In our travels, PACE has taught me the importance of educating the public about how NASA’s scientific research shows up in their daily lives without them knowing. PACE products will not only continue that, but be on the cutting edge of it.


Read about more PACE outreach efforts >>
Hackweek
In August, about 40 students participated in the PACE HackWeek at the University of Maryland, Baltimore County. Hackathons, essentially coding sprints, are meant to spur development of software or data products. Scientists and coders can get together and trade skills while creating novel data products from scientific observations.
During the weeklong masterclass, participants came up with a variety of data-product ideas. For example, a group, called the OCEANOMALIES (Optical Characterization and Evaluation of Anomalous Notable Observations in Marine and Aquatic Light Environments from Satellites), investigated ways to take advantage of PACE's hyperspectral capabilities to fully characterize optical variables that could not be accurately described or distinguished with legacy multi-spectral instrumentation

Learn more about the PACE Hackweek >>
Creating PACE Imagery
With a major mission like PACE, people are excited to see the results, and the team cannot wait to share them! From the first-light image being released in April to the NASA Science Calendar image, I have worked on showing off what PACE can do.
I often spend time looking at worldwide images from PACE to find interesting observations. One scene caught my eye when I was looking at the South Atlantic. A great summer phytoplankton bloom was happening, and one day, a hole in the clouds North of South Georgia Island revealed giant icebergs floating in the currents with the plankton, directly below the path of PACE. I thought the image was striking, and showing something I had not seen often. Once I find a good image, my job is to work on the colors and light levels to bring out the different elements that have a very wide range of intensity, the white clouds and icebergs being very bright, and the ocean containing the plankton being very dark. I am satisfied when we can see all the elements clearly.
Other than true color images like this one, PACE has immense scientific potential with its hyperspectral spectrometer and two polarimeters, and while those unprecedented measures also make it challenging to visualize, I am hoping that I will be able to work more on that in the next year.

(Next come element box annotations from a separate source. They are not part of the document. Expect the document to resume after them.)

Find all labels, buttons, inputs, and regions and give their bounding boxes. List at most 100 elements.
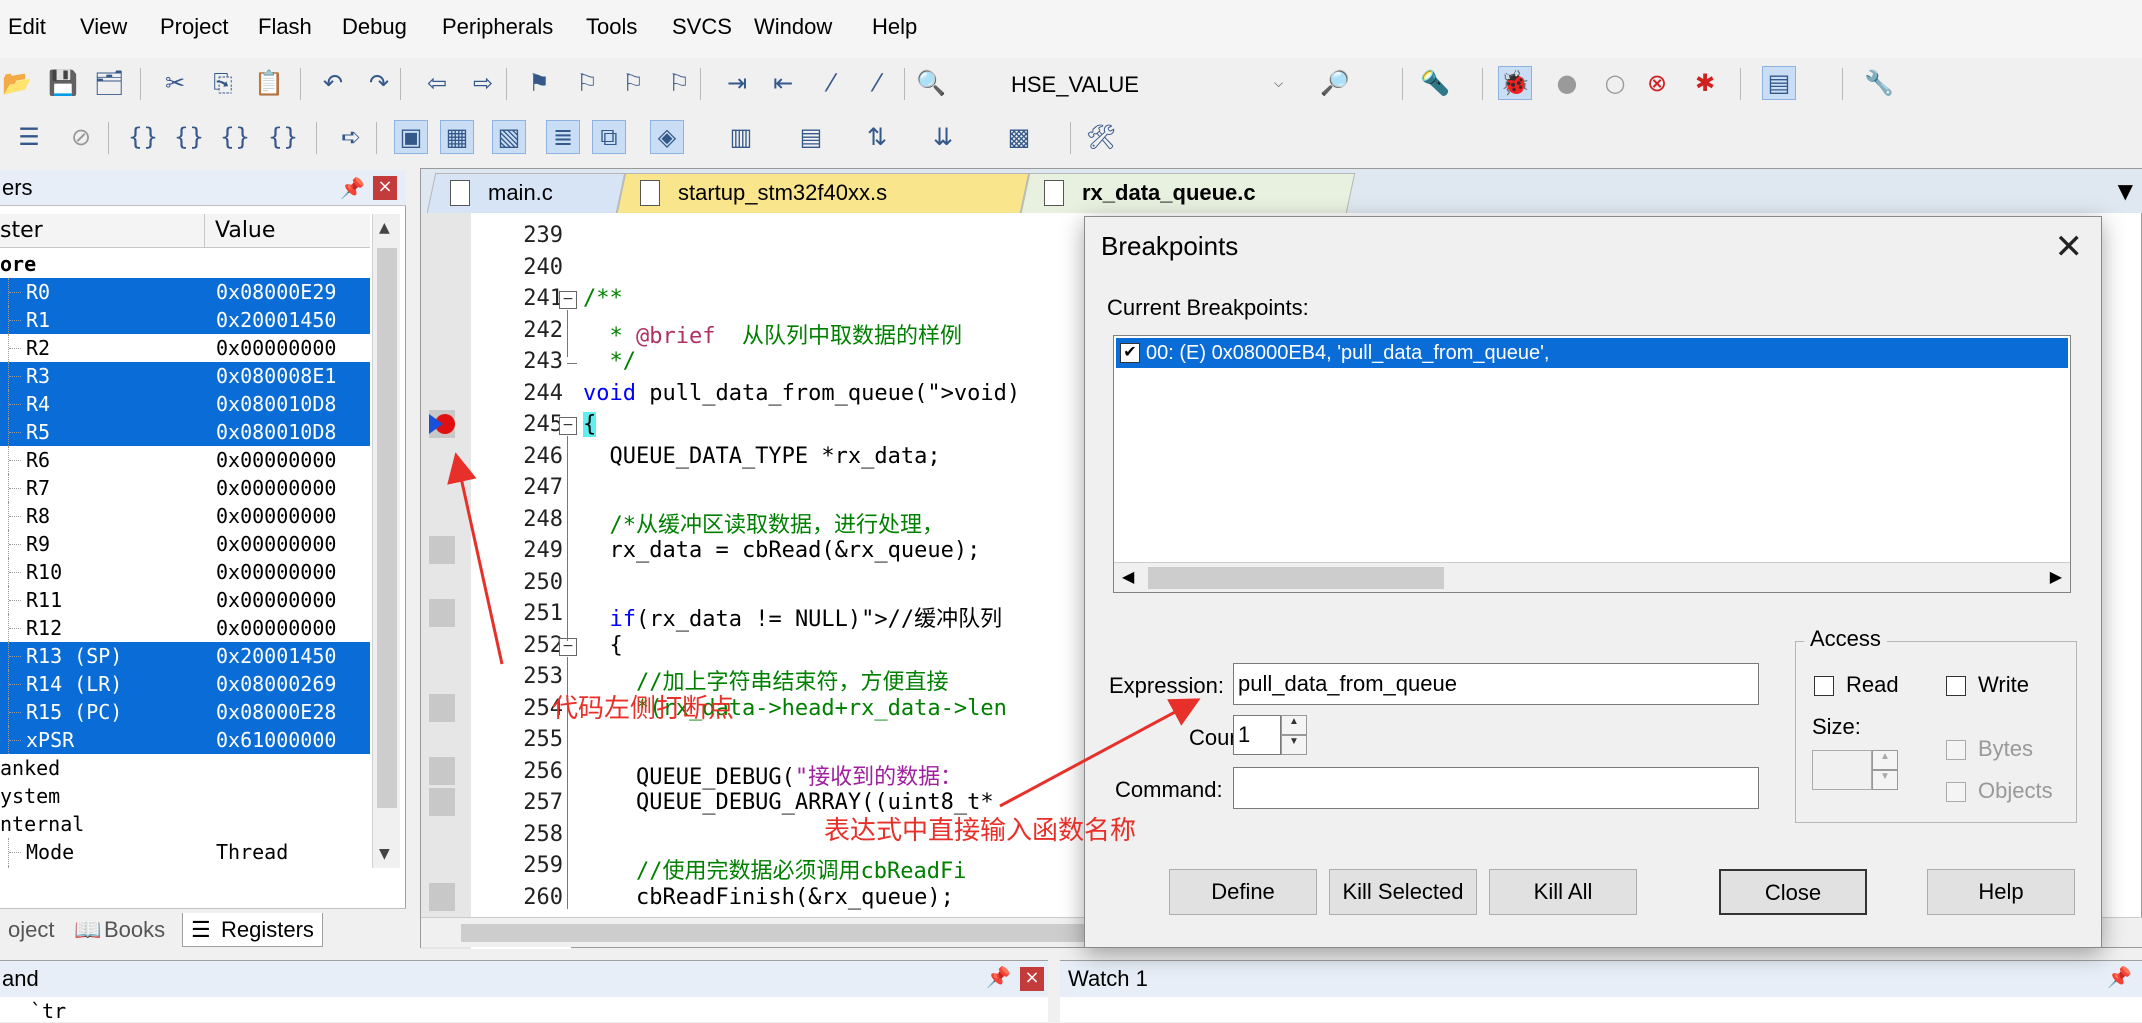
expression-input[interactable] <box>1233 663 1759 705</box>
help-button[interactable]: Help <box>1927 869 2075 915</box>
tab-rx-data-queue-c[interactable]: rx_data_queue.c <box>1020 173 1356 213</box>
register-value[interactable]: 0x61000000 <box>216 726 336 754</box>
menu-window[interactable]: Window <box>754 14 832 40</box>
register-row[interactable]: R0 0x08000E29 <box>0 278 370 306</box>
kill-selected-button[interactable]: Kill Selected <box>1329 869 1477 915</box>
register-row[interactable]: ystem <box>0 782 370 810</box>
register-value[interactable]: 0x00000000 <box>216 446 336 474</box>
tab-main-c[interactable]: main.c <box>426 173 626 213</box>
undo-icon[interactable]: ↶ <box>316 66 350 100</box>
register-row[interactable]: R1 0x20001450 <box>0 306 370 334</box>
unindent-icon[interactable]: ⇤ <box>766 66 800 100</box>
step-into-icon[interactable]: {} <box>126 120 160 154</box>
register-value[interactable]: 0x00000000 <box>216 614 336 642</box>
find-combobox[interactable]: HSE_VALUE <box>1004 66 1294 102</box>
menu-peripherals[interactable]: Peripherals <box>442 14 553 40</box>
command-window-icon[interactable]: ▣ <box>394 120 428 154</box>
bookmark-next-icon[interactable]: ⚐ <box>616 66 650 100</box>
toolbox-icon[interactable]: 🛠 <box>1084 120 1118 154</box>
register-row[interactable]: R12 0x00000000 <box>0 614 370 642</box>
column-value[interactable]: Value <box>204 214 370 248</box>
tab-list-chevron-icon[interactable]: ▼ <box>2118 179 2133 203</box>
breakpoint-gutter[interactable] <box>421 213 471 949</box>
breakpoint-kill-all-icon[interactable]: ✱ <box>1688 66 1722 100</box>
redo-icon[interactable]: ↷ <box>362 66 396 100</box>
register-row[interactable]: xPSR 0x61000000 <box>0 726 370 754</box>
executable-line-marker[interactable] <box>429 788 455 816</box>
tab-project[interactable]: oject <box>0 913 62 947</box>
registers-icon[interactable]: ≣ <box>546 120 580 154</box>
breakpoint-gutter-cell[interactable] <box>429 410 455 438</box>
forward-icon[interactable]: ⇨ <box>466 66 500 100</box>
find-in-files-icon[interactable]: 🔍 <box>914 66 948 100</box>
register-row[interactable]: R10 0x00000000 <box>0 558 370 586</box>
close-button[interactable]: Close <box>1719 869 1867 915</box>
breakpoint-icon[interactable]: ● <box>1550 66 1584 100</box>
register-value[interactable]: 0x20001450 <box>216 306 336 334</box>
register-row[interactable]: anked <box>0 754 370 782</box>
menu-flash[interactable]: Flash <box>258 14 312 40</box>
copy-icon[interactable]: ⎘ <box>206 66 240 100</box>
count-up-icon[interactable]: ▲ <box>1281 715 1307 735</box>
incremental-find-icon[interactable]: 🔦 <box>1418 66 1452 100</box>
stop-icon[interactable]: ⊘ <box>64 120 98 154</box>
disassembly-icon[interactable]: ▦ <box>440 120 474 154</box>
count-down-icon[interactable]: ▼ <box>1281 735 1307 755</box>
code-line[interactable]: QUEUE_DATA_TYPE *rx_data; <box>583 444 940 469</box>
size-input[interactable] <box>1812 750 1872 790</box>
pin-icon[interactable]: 📌 <box>986 965 1011 989</box>
code-line[interactable]: cbReadFinish(&rx_queue); <box>583 885 954 910</box>
bookmark-icon[interactable]: ⚑ <box>522 66 556 100</box>
register-row[interactable]: Mode Thread <box>0 838 370 866</box>
code-line[interactable]: rx_data = cbRead(&rx_queue); <box>583 538 980 563</box>
register-row[interactable]: R6 0x00000000 <box>0 446 370 474</box>
scroll-up-icon[interactable]: ▲ <box>379 220 390 236</box>
menu-edit[interactable]: Edit <box>8 14 46 40</box>
fold-toggle-icon[interactable]: − <box>559 637 577 656</box>
fold-toggle-icon[interactable]: − <box>559 417 577 435</box>
objects-radio[interactable] <box>1946 782 1966 802</box>
registers-list[interactable]: ore R0 0x08000E29 R1 0x20001450 R2 0x00000000 R… <box>0 250 370 868</box>
bookmark-prev-icon[interactable]: ⚐ <box>570 66 604 100</box>
code-line[interactable]: if(rx_data != NULL)">//缓冲队列 <box>583 601 1003 633</box>
register-row[interactable]: R11 0x00000000 <box>0 586 370 614</box>
register-row[interactable]: R4 0x080010D8 <box>0 390 370 418</box>
memory-icon[interactable]: ▥ <box>724 120 758 154</box>
register-value[interactable]: 0x00000000 <box>216 586 336 614</box>
watch-icon[interactable]: ◈ <box>650 120 684 154</box>
indent-icon[interactable]: ⇥ <box>720 66 754 100</box>
tab-startup-s[interactable]: startup_stm32f40xx.s <box>616 173 1030 213</box>
kill-all-button[interactable]: Kill All <box>1489 869 1637 915</box>
register-row[interactable]: R2 0x00000000 <box>0 334 370 362</box>
bytes-radio[interactable] <box>1946 740 1966 760</box>
write-checkbox[interactable] <box>1946 676 1966 696</box>
code-line[interactable]: * @brief 从队列中取数据的样例 <box>583 318 961 350</box>
code-line[interactable]: { <box>583 633 622 658</box>
count-input[interactable] <box>1233 715 1281 755</box>
pin-icon[interactable]: 📌 <box>340 176 365 200</box>
code-line[interactable]: //使用完数据必须调用cbReadFi <box>583 853 966 885</box>
save-all-icon[interactable]: 🗂 <box>92 66 126 100</box>
chevron-down-icon[interactable]: ⌵ <box>1274 76 1283 91</box>
column-register[interactable]: ster <box>0 214 43 248</box>
executable-line-marker[interactable] <box>429 693 455 722</box>
tab-books[interactable]: 📖 Books <box>68 913 173 947</box>
menu-help[interactable]: Help <box>872 14 917 40</box>
register-row[interactable]: ore <box>0 250 370 278</box>
register-value[interactable]: 0x00000000 <box>216 474 336 502</box>
register-value[interactable]: 0x08000269 <box>216 670 336 698</box>
register-row[interactable]: R3 0x080008E1 <box>0 362 370 390</box>
size-up-icon[interactable]: ▲ <box>1872 750 1898 770</box>
executable-line-marker[interactable] <box>429 882 455 911</box>
breakpoint-kill-icon[interactable]: ⊗ <box>1640 66 1674 100</box>
define-button[interactable]: Define <box>1169 869 1317 915</box>
breakpoint-disable-icon[interactable]: ○ <box>1598 66 1632 100</box>
debug-icon[interactable]: 🐞 <box>1498 66 1532 100</box>
system-viewer-icon[interactable]: ▩ <box>1002 120 1036 154</box>
find-icon[interactable]: 🔎 <box>1318 66 1352 100</box>
open-folder-icon[interactable]: 📂 <box>0 66 34 100</box>
breakpoint-item[interactable]: ✔ 00: (E) 0x08000EB4, 'pull_data_from_qu… <box>1116 338 2068 368</box>
size-down-icon[interactable]: ▼ <box>1872 770 1898 790</box>
register-row[interactable]: R8 0x00000000 <box>0 502 370 530</box>
tab-registers[interactable]: ☰ Registers <box>182 913 323 947</box>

PACES Studies the Terrestrial Aspects of Earth
Although PACE was not designed to study land specifically, the first year of the mission has proved just how useful its data can be to terrestrial science. Two land-focused products were released soon after launch, providing the first global, near-daily, hyperspectral surface reflectances and vegetation indices. These data have enabled us to start picking apart the nuances in Earth’s ecosystems that couldn’t be seen or studied with previous missions. For example, instead of looking at a patch of forest or crops and saying, "these plants look stressed", with PACE we can start to get at the chemistry behind that stress response, possibly even seeing it show up in the spectra before it appears to our eyes. Capturing these minute shifts in plant pigments could be extremely useful in resource management applications, and is possible with only a few of a PACE OCI’s narrow bands. I’m excited to see what we can uncover about our planet using OCI’s full spectrum, and even more how we can apply these discoveries to pressing climate issues.